The one absolutely necessary requirement is one must eat enough food and drink to put bodyweight on. I can't tell you how many guys miss this essential ingredient. Most modern bodybuilders try to eat properly and forget to eat sufficiently. The goal is to be slightly heavier each and every training day. All you need is a very accurate scale to guide you. If you are lighter you must eat something before training. Whether you will benefit from pre, during and post workout intakes of nutrients has not been established. If it works then you should be doing that. The trick is to keep factors separate and test them to determine what is necessary and what is sufficient. Doing anything less is chaos. You always proceed in a scientific fashion where you try to know what is working and what is not.
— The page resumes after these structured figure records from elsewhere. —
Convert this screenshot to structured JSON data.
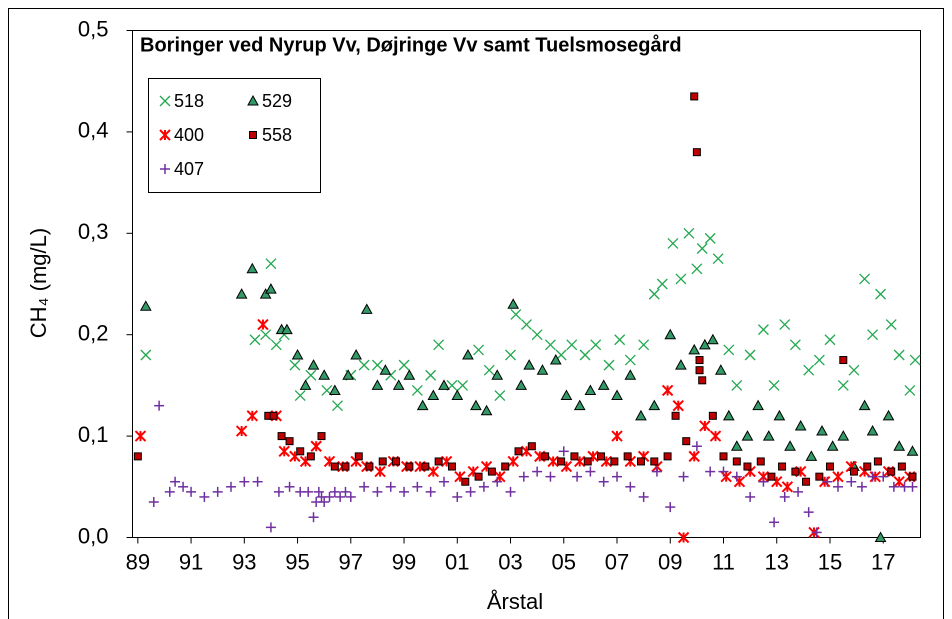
{
  "chart_data": {
    "type": "scatter",
    "title": "Boringer ved Nyrup Vv, Døjringe Vv samt Tuelsmosegård",
    "x_label": "Årstal",
    "y_label": "CH₄ (mg/L)",
    "xlim": [
      88.8,
      118.4
    ],
    "ylim": [
      0,
      0.5
    ],
    "xticks": [
      89,
      91,
      93,
      95,
      97,
      99,
      {
        "value": 101,
        "label": "01"
      },
      {
        "value": 103,
        "label": "03"
      },
      {
        "value": 105,
        "label": "05"
      },
      {
        "value": 107,
        "label": "07"
      },
      {
        "value": 109,
        "label": "09"
      },
      {
        "value": 111,
        "label": "11"
      },
      {
        "value": 113,
        "label": "13"
      },
      {
        "value": 115,
        "label": "15"
      },
      {
        "value": 117,
        "label": "17"
      }
    ],
    "yticks": [
      {
        "value": 0,
        "label": "0,0"
      },
      {
        "value": 0.1,
        "label": "0,1"
      },
      {
        "value": 0.2,
        "label": "0,2"
      },
      {
        "value": 0.3,
        "label": "0,3"
      },
      {
        "value": 0.4,
        "label": "0,4"
      },
      {
        "value": 0.5,
        "label": "0,5"
      }
    ],
    "legend": "upper left",
    "series": [
      {
        "name": "518",
        "color": "#22a84f",
        "marker": "x",
        "x": [
          89.3,
          93.4,
          93.8,
          94.0,
          94.2,
          94.5,
          94.9,
          95.1,
          95.5,
          96.1,
          96.5,
          97.0,
          97.5,
          98.0,
          98.5,
          99.0,
          99.5,
          100.0,
          100.3,
          100.8,
          101.2,
          101.8,
          102.2,
          102.6,
          103.0,
          103.2,
          103.6,
          104.0,
          104.5,
          104.9,
          105.3,
          105.8,
          106.2,
          106.7,
          107.1,
          107.5,
          108.0,
          108.4,
          108.7,
          109.1,
          109.4,
          109.7,
          110.0,
          110.2,
          110.5,
          110.8,
          111.2,
          111.5,
          112.0,
          112.5,
          112.9,
          113.3,
          113.7,
          114.2,
          114.6,
          115.0,
          115.5,
          115.9,
          116.3,
          116.6,
          116.9,
          117.3,
          117.6,
          118.0,
          118.2
        ],
        "values": [
          0.18,
          0.195,
          0.2,
          0.27,
          0.19,
          0.2,
          0.17,
          0.14,
          0.16,
          0.145,
          0.13,
          0.16,
          0.17,
          0.17,
          0.16,
          0.17,
          0.145,
          0.16,
          0.19,
          0.15,
          0.15,
          0.185,
          0.165,
          0.14,
          0.18,
          0.22,
          0.21,
          0.2,
          0.19,
          0.18,
          0.19,
          0.18,
          0.19,
          0.17,
          0.195,
          0.175,
          0.19,
          0.24,
          0.25,
          0.29,
          0.255,
          0.3,
          0.265,
          0.285,
          0.295,
          0.275,
          0.185,
          0.15,
          0.18,
          0.205,
          0.15,
          0.21,
          0.19,
          0.165,
          0.175,
          0.195,
          0.15,
          0.165,
          0.255,
          0.2,
          0.24,
          0.21,
          0.18,
          0.145,
          0.175
        ]
      },
      {
        "name": "529",
        "color": "#339966",
        "marker": "triangle",
        "x": [
          89.3,
          92.9,
          93.3,
          93.8,
          94.0,
          94.4,
          94.6,
          95.0,
          95.3,
          95.6,
          96.0,
          96.4,
          96.9,
          97.2,
          97.6,
          98.0,
          98.3,
          98.8,
          99.2,
          99.7,
          100.1,
          100.5,
          101.0,
          101.4,
          101.7,
          102.1,
          102.5,
          103.1,
          103.4,
          103.7,
          104.2,
          104.7,
          105.1,
          105.6,
          106.0,
          106.5,
          107.0,
          107.5,
          107.9,
          108.4,
          109.0,
          109.4,
          109.9,
          110.3,
          110.6,
          110.9,
          111.2,
          111.5,
          111.9,
          112.3,
          112.7,
          113.1,
          113.5,
          113.9,
          114.3,
          114.7,
          115.1,
          115.5,
          115.9,
          116.3,
          116.6,
          116.9,
          117.2,
          117.6,
          118.1
        ],
        "values": [
          0.228,
          0.24,
          0.265,
          0.24,
          0.245,
          0.205,
          0.205,
          0.18,
          0.15,
          0.17,
          0.16,
          0.145,
          0.16,
          0.18,
          0.225,
          0.15,
          0.165,
          0.15,
          0.16,
          0.13,
          0.14,
          0.15,
          0.14,
          0.18,
          0.13,
          0.125,
          0.16,
          0.23,
          0.15,
          0.17,
          0.165,
          0.175,
          0.14,
          0.13,
          0.145,
          0.15,
          0.14,
          0.16,
          0.12,
          0.13,
          0.2,
          0.17,
          0.185,
          0.19,
          0.195,
          0.165,
          0.12,
          0.09,
          0.1,
          0.13,
          0.1,
          0.12,
          0.09,
          0.11,
          0.08,
          0.105,
          0.09,
          0.1,
          0.07,
          0.13,
          0.105,
          0,
          0.12,
          0.09,
          0.085
        ]
      },
      {
        "name": "400",
        "color": "#ff0000",
        "marker": "asterisk",
        "x": [
          89.1,
          92.9,
          93.3,
          93.7,
          94.2,
          94.5,
          94.9,
          95.3,
          95.7,
          96.2,
          96.7,
          97.2,
          97.6,
          98.1,
          98.6,
          99.1,
          99.6,
          100.1,
          100.6,
          101.1,
          101.6,
          102.1,
          102.6,
          103.1,
          103.6,
          104.1,
          104.6,
          105.1,
          105.6,
          106.1,
          106.6,
          107.0,
          107.5,
          108.0,
          108.5,
          108.9,
          109.3,
          109.5,
          109.9,
          110.3,
          110.7,
          111.1,
          111.6,
          112.0,
          112.5,
          113.0,
          113.4,
          113.9,
          114.4,
          114.8,
          115.3,
          115.8,
          116.3,
          116.7,
          117.2,
          117.6,
          118.0
        ],
        "values": [
          0.1,
          0.105,
          0.12,
          0.21,
          0.12,
          0.085,
          0.08,
          0.075,
          0.09,
          0.075,
          0.07,
          0.075,
          0.07,
          0.065,
          0.075,
          0.07,
          0.07,
          0.065,
          0.075,
          0.06,
          0.065,
          0.07,
          0.06,
          0.075,
          0.085,
          0.08,
          0.075,
          0.07,
          0.075,
          0.08,
          0.075,
          0.1,
          0.075,
          0.08,
          0.07,
          0.145,
          0.13,
          0,
          0.08,
          0.11,
          0.1,
          0.06,
          0.055,
          0.065,
          0.06,
          0.055,
          0.05,
          0.065,
          0.005,
          0.055,
          0.06,
          0.07,
          0.065,
          0.06,
          0.065,
          0.055,
          0.06
        ]
      },
      {
        "name": "558",
        "color": "#c00000",
        "marker": "square",
        "x": [
          89.0,
          93.9,
          94.1,
          94.4,
          94.7,
          95.1,
          95.5,
          95.9,
          96.4,
          96.8,
          97.3,
          97.7,
          98.2,
          98.7,
          99.2,
          99.8,
          100.3,
          100.8,
          101.3,
          101.8,
          102.3,
          102.8,
          103.3,
          103.8,
          104.3,
          104.9,
          105.4,
          105.9,
          106.4,
          106.9,
          107.4,
          107.9,
          108.4,
          108.9,
          109.2,
          109.6,
          109.9,
          110.0,
          110.1,
          110.1,
          110.2,
          110.6,
          111.0,
          111.5,
          111.9,
          112.4,
          112.8,
          113.2,
          113.7,
          114.1,
          114.6,
          115.0,
          115.5,
          115.9,
          116.4,
          116.8,
          117.3,
          117.7,
          118.1
        ],
        "values": [
          0.08,
          0.12,
          0.12,
          0.1,
          0.095,
          0.085,
          0.08,
          0.1,
          0.07,
          0.07,
          0.08,
          0.07,
          0.075,
          0.075,
          0.07,
          0.07,
          0.075,
          0.07,
          0.055,
          0.06,
          0.065,
          0.07,
          0.085,
          0.09,
          0.08,
          0.075,
          0.08,
          0.075,
          0.08,
          0.075,
          0.08,
          0.075,
          0.075,
          0.08,
          0.12,
          0.095,
          0.435,
          0.38,
          0.165,
          0.175,
          0.155,
          0.12,
          0.08,
          0.075,
          0.07,
          0.075,
          0.06,
          0.07,
          0.065,
          0.055,
          0.06,
          0.07,
          0.175,
          0.065,
          0.07,
          0.075,
          0.065,
          0.07,
          0.06
        ]
      },
      {
        "name": "407",
        "color": "#7030a0",
        "marker": "plus",
        "x": [
          89.6,
          89.8,
          90.2,
          90.4,
          90.7,
          91.0,
          91.5,
          92.0,
          92.5,
          93.0,
          93.5,
          94.0,
          94.3,
          94.7,
          95.1,
          95.4,
          95.6,
          95.7,
          95.8,
          95.9,
          96.0,
          96.2,
          96.4,
          96.6,
          96.8,
          97.0,
          97.5,
          98.0,
          98.5,
          99.0,
          99.5,
          100.0,
          100.5,
          101.0,
          101.5,
          102.0,
          102.5,
          103.0,
          103.5,
          104.0,
          104.5,
          105.0,
          105.5,
          106.0,
          106.5,
          107.0,
          107.5,
          108.0,
          108.5,
          109.0,
          109.5,
          110.0,
          110.5,
          111.0,
          111.5,
          112.0,
          112.5,
          112.9,
          113.3,
          113.8,
          114.2,
          114.5,
          114.9,
          115.3,
          115.8,
          116.2,
          116.6,
          117.0,
          117.4,
          117.8,
          118.1
        ],
        "values": [
          0.035,
          0.13,
          0.045,
          0.055,
          0.05,
          0.045,
          0.04,
          0.045,
          0.05,
          0.055,
          0.055,
          0.01,
          0.045,
          0.05,
          0.045,
          0.045,
          0.02,
          0.035,
          0.045,
          0.04,
          0.035,
          0.04,
          0.045,
          0.04,
          0.045,
          0.04,
          0.05,
          0.045,
          0.05,
          0.045,
          0.05,
          0.045,
          0.055,
          0.04,
          0.045,
          0.05,
          0.055,
          0.045,
          0.06,
          0.065,
          0.06,
          0.085,
          0.06,
          0.065,
          0.055,
          0.06,
          0.05,
          0.04,
          0.065,
          0.03,
          0.06,
          0.09,
          0.065,
          0.065,
          0.06,
          0.04,
          0.055,
          0.015,
          0.04,
          0.045,
          0.025,
          0.005,
          0.055,
          0.05,
          0.055,
          0.05,
          0.06,
          0.06,
          0.05,
          0.05,
          0.05
        ]
      }
    ]
  }
}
If you are not growing from each workout you are doing something wrong. Your next workout has to be different.

Well, this in enough for a birthday thread. If people cannot comprehend theories and distill useful information then that is too bad. I have no intention of prescribing protocols for knuckleheads. Do your own damn thinking and experimenting.

pumpster

  • Getbig V
  • *****
  • Posts: 18890
  • If you're reading this you have too much free time
Re: Vince Basile 65 years young today!
« Reply #98 on: September 23, 2007, 06:48:37 PM »
Good post Vince

Vince B

  • Competitors
  • Getbig V
  • *****
  • Posts: 12985
  • What you!
Re: Vince Basile 65 years young today!
« Reply #99 on: September 23, 2007, 07:06:09 PM »
Who would have thought anyone would end up writing serious articles for the Getbig Gossip forum instead of the muscle magazines? Those mags don't pay enough and they don't recognize good information when they see it. Plus, all the current writers and editors don't want smart asses on their staffs because that is a threat to their jobs.